Because of this picture, I've always thought of the decapus as a kind of plant creature. The tentacles that split and rejoin reminded me a lot of the banyan tree, while the spines on its body reminded me a lot of the spines on the rambutan fruit.

I cobbled the figure together using a grell and an abyssal maw from the D&D Miniatures line.

I chopped off the legs and extra eyes from the abyssal maw, and used the body as the basis of the decapus. The tentacles were removed from the grell, reshaped a bit with a hair dryer, and then pinned to the body.

The spines on its body were made out of stretched sprue that I bent and glued into holes drilled into the body. The attachment points were then sealed with J-B Weld.

I added splitting and rejoining tendrils using round cross sectioned plastic twist ties. I shaved off some of the plastic at each end of a section to expose the wire, and then glued them into holes drilled into the tentacles. The ties were then slathered with J-B Weld.
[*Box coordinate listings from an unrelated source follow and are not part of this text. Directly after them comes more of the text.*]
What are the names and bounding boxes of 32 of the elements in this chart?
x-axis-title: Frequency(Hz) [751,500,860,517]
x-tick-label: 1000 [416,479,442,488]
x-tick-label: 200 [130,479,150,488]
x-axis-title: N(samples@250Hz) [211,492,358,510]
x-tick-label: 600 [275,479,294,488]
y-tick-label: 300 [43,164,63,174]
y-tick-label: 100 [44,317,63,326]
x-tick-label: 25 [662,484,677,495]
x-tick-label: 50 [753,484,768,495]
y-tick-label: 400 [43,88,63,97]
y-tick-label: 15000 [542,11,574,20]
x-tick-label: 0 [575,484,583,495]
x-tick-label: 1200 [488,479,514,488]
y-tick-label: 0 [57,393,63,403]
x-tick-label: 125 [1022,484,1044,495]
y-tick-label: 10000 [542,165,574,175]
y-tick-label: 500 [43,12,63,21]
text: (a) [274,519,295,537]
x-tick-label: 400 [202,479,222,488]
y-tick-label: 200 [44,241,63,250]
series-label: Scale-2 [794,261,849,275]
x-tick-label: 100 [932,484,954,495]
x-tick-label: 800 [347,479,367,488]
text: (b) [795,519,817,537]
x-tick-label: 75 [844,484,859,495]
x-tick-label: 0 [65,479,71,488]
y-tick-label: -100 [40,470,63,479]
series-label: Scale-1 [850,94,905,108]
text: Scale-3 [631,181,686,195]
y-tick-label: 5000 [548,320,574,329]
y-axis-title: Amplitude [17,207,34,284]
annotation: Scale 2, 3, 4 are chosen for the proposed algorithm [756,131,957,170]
I built up some more ropiness to the tentacles with J-B Weld, and after the epoxy dried, I painted the miniature.

The eyes bulge out unlike the decapus of the Otus picture, but I think it makes the creature look more plant-like this way.

In conclusion, a size comparison of the miniatures with George:

Sunday, November 9, 2014


"...suppose this war just goes on and on and on and destroys everything in the world. Well, since the Volkswagen can get along without water, she’s bound to survive when other creatures die off! Someday the world is going to be populated with nothing but Volkswagens!"

Castle Keep (1969)

The design of the iconic VW Beetle (aka Volkswagen Type 1) is often claimed to have been significantly influenced by Adolf Hitler (for whatever reason), but Ferdinand Porche was more likely inspired by other sources (particularly Tatra, and allegedly by Joseph Ganz).

Eventually, the car that personified Kraft durch Freude became inextricably associated with the hippy movement.

In the 1/72 world, VWs are primarily diecast models. The most commonly encountered models are produced by Hongwell (also repackaged by Schuco).

Version 1

Two different models were produced by Hongwell. From real life experience with a red VW like the first version of the Hongwell model, I could tell that it was too big. In fact, it measures out to about 1/67 scale.

1/67 version 1 (left) vs 1/72 version 2 (right)

Their second version scales out exactly to 1/72 scale. If you see these models on eBay, the best way to tell the difference between them is to look at the side windows.

1/72 version 2 (left) vs 1/67 version 1 (right)

For the cabriolet version, the shape of the canvas top is also different.

1/72 version 2 (left) vs 1/67 version 1 (right)

On the other end of the spectrum is the plastic VW Maggiolino 1200 manufactured for PEZ by the now defunct CGGC Grisoni.

Wilt is 7' 1" (216 cm)

The model is marked as being 1/72, but despite what it says, the car is more like 1/87 scale.

Scala 1:72

Other cars in the series which may-or-may-not-be 1/72 include the Fiat 500 and Mini Cooper.

Real-X/Epoch also makes a good 1/72 scale VW, and Oxford makes a 1/76 version of the 1958-1964 VW.

Top row: Hongwell (red and green), Epoch, Oxford, PEZ
Bottom row: Hongwell

From left to right: Hongwell (red and green), Epoch, Oxford, PEZ

The Epoch and Hongwell cars are made from different molds, and may represent different models of the Beetle. Hongwell also makes a version of the Beetle with Herbie markings, but it is a repaint, so represents the wrong model year of the car.

1/72 VW Beetles

Following up on the success of the Beetle, Volkswagen introduced their van (Volkswagen Type 2) in 1950.

A 1/72 version is made by Hongwell. The wheelbase is identical to the Beetle, which is as it should be. I think that the body may be a bit too short, but it looks good overall.

I saw the yellow-and-green marking in the picture below on a car driving on the road. Does anyone recognize what it is?